Ancienne raffinerie de Chantenay
Au 19e siècle, l’industrie sucrière, présente à Nantes depuis le 17e siècle, est en plein essor. Dans ce contexte, Louis Cézard reconvertit une ancienne huilerie en raffinerie qui reste active jusqu’en 1968.
La raffinerie de sucre de canne, une tradition nantaise
Sur un terrain de 4900 mètres carrés avec maison de maître, la société Charles Suffisant établit une huilerie en 1858. L'usine consiste en un bâtiment de fabrication à deux étages et un hangar adossé au mur de la rue Jules-Launay. En 1866, Louis Cézard la reconvertit en « petite raffinerie » pour fondre quinze tonnes de sucre par jour. À l'est du bâtiment de fabrication, réutilisé comme halle de cuite, est adossée une extension. La clarification et la filtration en occupent la partie sud et quatre étuves la partie nord. L'ancienne maison de maître sert de magasin et de logement. Un gazomètre, destiné à produire le gaz d'éclairage des ateliers, et une revivification du noir animal de raffinerie usé (os calcinés d'animaux utilisés dans la fabrication du sucre pour le clarifier) sont construits en 1869 pour Albert Cézard, associé et locataire de son frère depuis 1868 et directeur de l'usine de 1868 à 1883.
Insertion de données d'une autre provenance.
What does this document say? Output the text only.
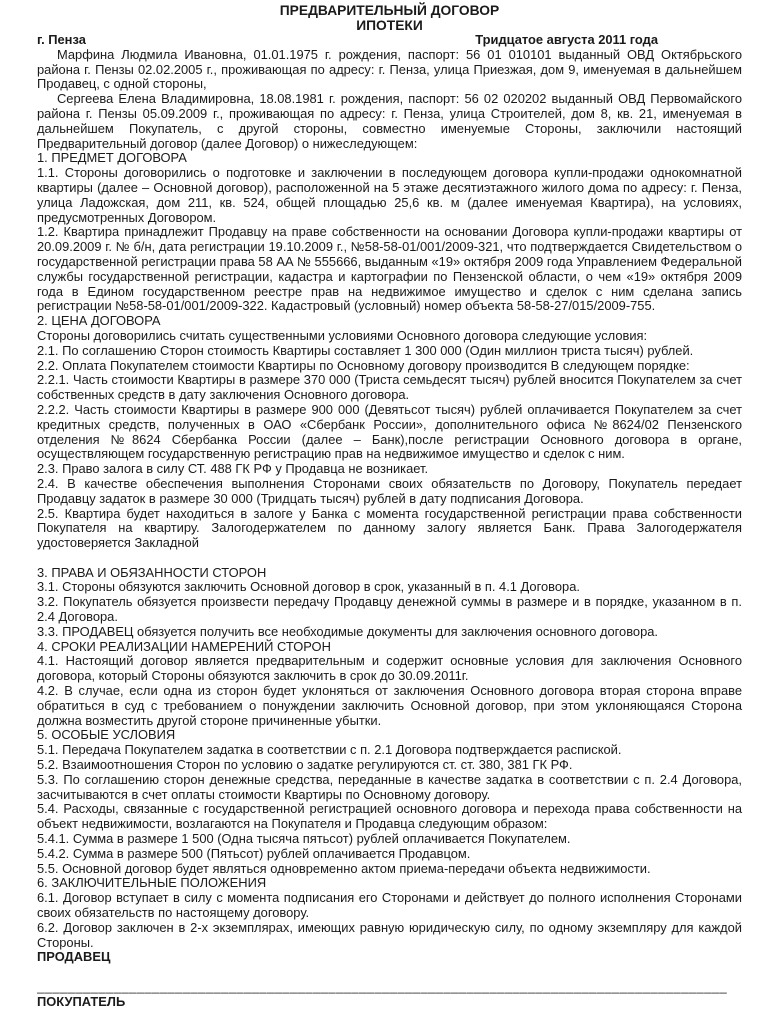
ПРЕДВАРИТЕЛЬНЫЙ ДОГОВОР
ИПОТЕКИ
г. Пенза	Тридцатое августа 2011 года

Марфина Людмила Ивановна, 01.01.1975 г. рождения, паспорт: 56 01 010101 выданный ОВД Октябрьского района г. Пензы 02.02.2005 г., проживающая по адресу: г. Пенза, улица Приезжая, дом 9, именуемая в дальнейшем Продавец, с одной стороны,

Сергеева Елена Владимировна, 18.08.1981 г. рождения, паспорт: 56 02 020202 выданный ОВД Первомайского района г. Пензы 05.09.2009 г., проживающая по адресу: г. Пенза, улица Строителей, дом 8, кв. 21, именуемая в дальнейшем Покупатель, с другой стороны, совместно именуемые Стороны, заключили настоящий Предварительный договор (далее Договор) о нижеследующем:

1. ПРЕДМЕТ ДОГОВОРА

1.1. Стороны договорились о подготовке и заключении в последующем договора купли-продажи однокомнатной квартиры (далее – Основной договор), расположенной на 5 этаже десятиэтажного жилого дома по адресу: г. Пенза, улица Ладожская, дом 211, кв. 524, общей площадью 25,6 кв. м (далее именуемая Квартира), на условиях, предусмотренных Договором.

1.2. Квартира принадлежит Продавцу на праве собственности на основании Договора купли-продажи квартиры от 20.09.2009 г. № б/н, дата регистрации 19.10.2009 г., №58-58-01/001/2009-321, что подтверждается Свидетельством о государственной регистрации права 58 АА № 555666, выданным «19» октября 2009 года Управлением Федеральной службы государственной регистрации, кадастра и картографии по Пензенской области, о чем «19» октября 2009 года в Едином государственном реестре прав на недвижимое имущество и сделок с ним сделана запись регистрации №58-58-01/001/2009-322. Кадастровый (условный) номер объекта 58-58-27/015/2009-755.

2. ЦЕНА ДОГОВОРА

Стороны договорились считать существенными условиями Основного договора следующие условия:

2.1. По соглашению Сторон стоимость Квартиры составляет 1 300 000 (Один миллион триста тысяч) рублей.

2.2. Оплата Покупателем стоимости Квартиры по Основному договору производится В следующем порядке:

2.2.1. Часть стоимости Квартиры в размере 370 000 (Триста семьдесят тысяч) рублей вносится Покупателем за счет собственных средств в дату заключения Основного договора.

2.2.2. Часть стоимости Квартиры в размере 900 000 (Девятьсот тысяч) рублей оплачивается Покупателем за счет кредитных средств, полученных в ОАО «Сбербанк России», дополнительного офиса №8624/02 Пензенского отделения №8624 Сбербанка России (далее – Банк),после регистрации Основного договора в органе, осуществляющем государственную регистрацию прав на недвижимое имущество и сделок с ним.

2.3. Право залога в силу СТ. 488 ГК РФ у Продавца не возникает.

2.4. В качестве обеспечения выполнения Сторонами своих обязательств по Договору, Покупатель передает Продавцу задаток в размере 30 000 (Тридцать тысяч) рублей в дату подписания Договора.

2.5. Квартира будет находиться в залоге у Банка с момента государственной регистрации права собственности Покупателя на квартиру. Залогодержателем по данному залогу является Банк. Права Залогодержателя удостоверяется Закладной

3. ПРАВА И ОБЯЗАННОСТИ СТОРОН

3.1. Стороны обязуются заключить Основной договор в срок, указанный в п. 4.1 Договора.

3.2. Покупатель обязуется произвести передачу Продавцу денежной суммы в размере и в порядке, указанном в п. 2.4 Договора.

3.3. ПРОДАВЕЦ обязуется получить все необходимые документы для заключения основного договора.

4. СРОКИ РЕАЛИЗАЦИИ НАМЕРЕНИЙ СТОРОН

4.1. Настоящий договор является предварительным и содержит основные условия для заключения Основного договора, который Стороны обязуются заключить в срок до 30.09.2011г.

4.2. В случае, если одна из сторон будет уклоняться от заключения Основного договора вторая сторона вправе обратиться в суд с требованием о понуждении заключить Основной договор, при этом уклоняющаяся Сторона должна возместить другой стороне причиненные убытки.

5. ОСОБЫЕ УСЛОВИЯ

5.1. Передача Покупателем задатка в соответствии с п. 2.1 Договора подтверждается распиской.

5.2. Взаимоотношения Сторон по условию о задатке регулируются ст. ст. 380, 381 ГК РФ.

5.3. По соглашению сторон денежные средства, переданные в качестве задатка в соответствии с п. 2.4 Договора, засчитываются в счет оплаты стоимости Квартиры по Основному договору.

5.4. Расходы, связанные с государственной регистрацией основного договора и перехода права собственности на объект недвижимости, возлагаются на Покупателя и Продавца следующим образом:

5.4.1. Сумма в размере 1 500 (Одна тысяча пятьсот) рублей оплачивается Покупателем.

5.4.2. Сумма в размере 500 (Пятьсот) рублей оплачивается Продавцом.

5.5. Основной договор будет являться одновременно актом приема-передачи объекта недвижимости.

6. ЗАКЛЮЧИТЕЛЬНЫЕ ПОЛОЖЕНИЯ

6.1. Договор вступает в силу с момента подписания его Сторонами и действует до полного исполнения Сторонами своих обязательств по настоящему договору.

6.2. Договор заключен в 2-х экземплярах, имеющих равную юридическую силу, по одному экземпляру для каждой Стороны.

ПРОДАВЕЦ

__________________________________________________________________________________________

ПОКУПАТЕЛЬ
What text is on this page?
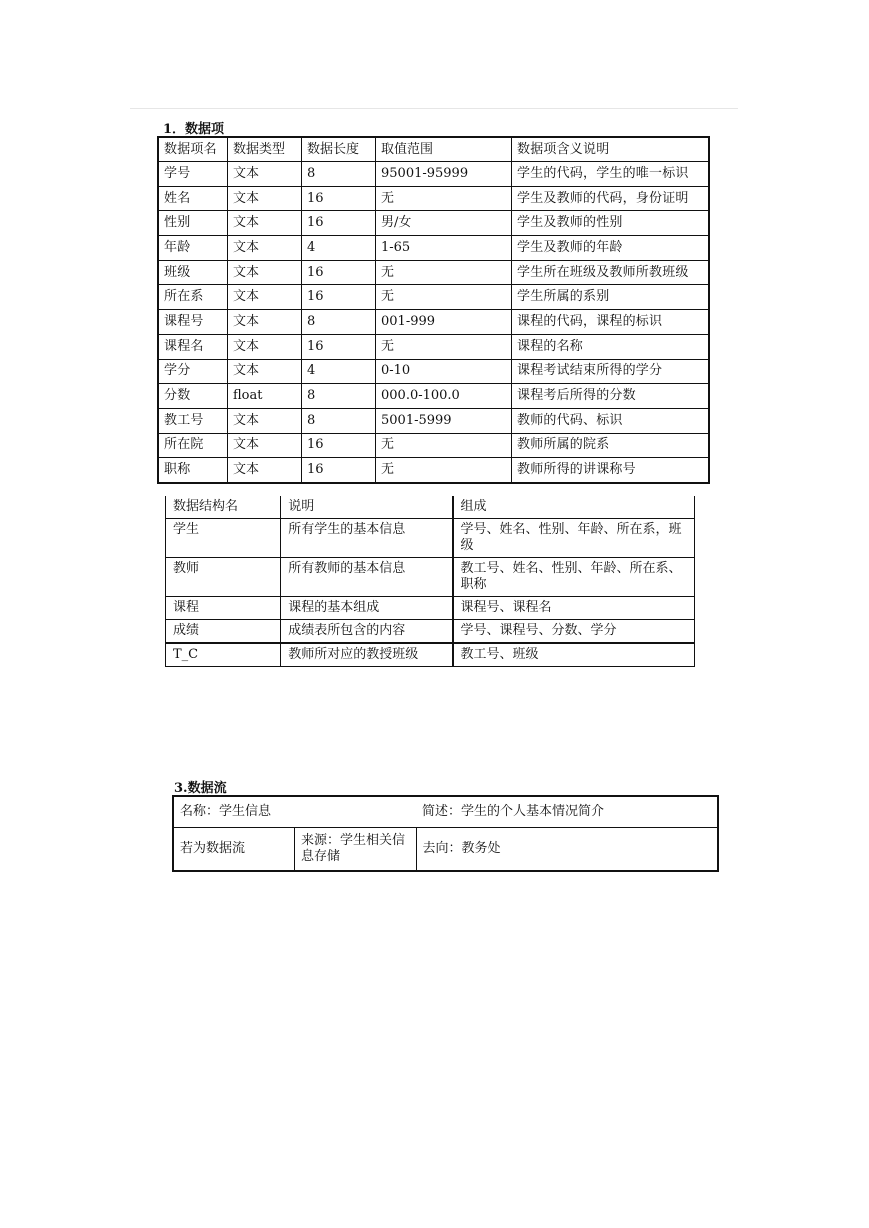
1．数据项
数据项名	数据类型	数据长度	取值范围	数据项含义说明
学号	文本	8	95001-95999	学生的代码，学生的唯一标识
姓名	文本	16	无	学生及教师的代码，身份证明
性别	文本	16	男/女	学生及教师的性别
年龄	文本	4	1-65	学生及教师的年龄
班级	文本	16	无	学生所在班级及教师所教班级
所在系	文本	16	无	学生所属的系别
课程号	文本	8	001-999	课程的代码，课程的标识
课程名	文本	16	无	课程的名称
学分	文本	4	0-10	课程考试结束所得的学分
分数	float	8	000.0-100.0	课程考后所得的分数
教工号	文本	8	5001-5999	教师的代码、标识
所在院	文本	16	无	教师所属的院系
职称	文本	16	无	教师所得的讲课称号
数据结构名	说明	组成
学生	所有学生的基本信息	学号、姓名、性别、年龄、所在系，班级
教师	所有教师的基本信息	教工号、姓名、性别、年龄、所在系、职称
课程	课程的基本组成	课程号、课程名
成绩	成绩表所包含的内容	学号、课程号、分数、学分
T_C	教师所对应的教授班级	教工号、班级
3.数据流
名称：学生信息		简述：学生的个人基本情况简介
若为数据流	来源：学生相关信息存储	去向：教务处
L'extension de l'usine à l'ouest dans les années 1878-1880 concrétise l'adoption du moulage du sucre en tablettes. L'unité de fabrication des sucres en morceaux est complétée par trois petits bâtiments à l'usage des ouvrières de la casserie (toilettes, vestiaire et réfectoire), bâtis à l'alignement d'appentis (atelier de réparations, dépôt des noirs d'engrais, laboratoire, magasin et cave). L'effectif passe de 33 à 71 ouvriers entre 1864 et 1880.
En 1880, l'usine fusionne avec la raffinerie des Ponts d'Émile Étienne et la candiserie Bourcard et Cie, situés sur l'actuelle île de Nantes, pour créer la société anonyme des anciennes raffineries Émile Étienne et Cézard. Ce rapprochement a pour objectif de renforcer la raffinerie de sucre de canne face à la concurrence des raffineries du sucre de betterave. Néanmoins, la fusion n'empêche pas les pertes. Malgré la fonte de plus de 36 000 tonnes de sucre, la société fait faillite l'année suivante et l'usine ferme.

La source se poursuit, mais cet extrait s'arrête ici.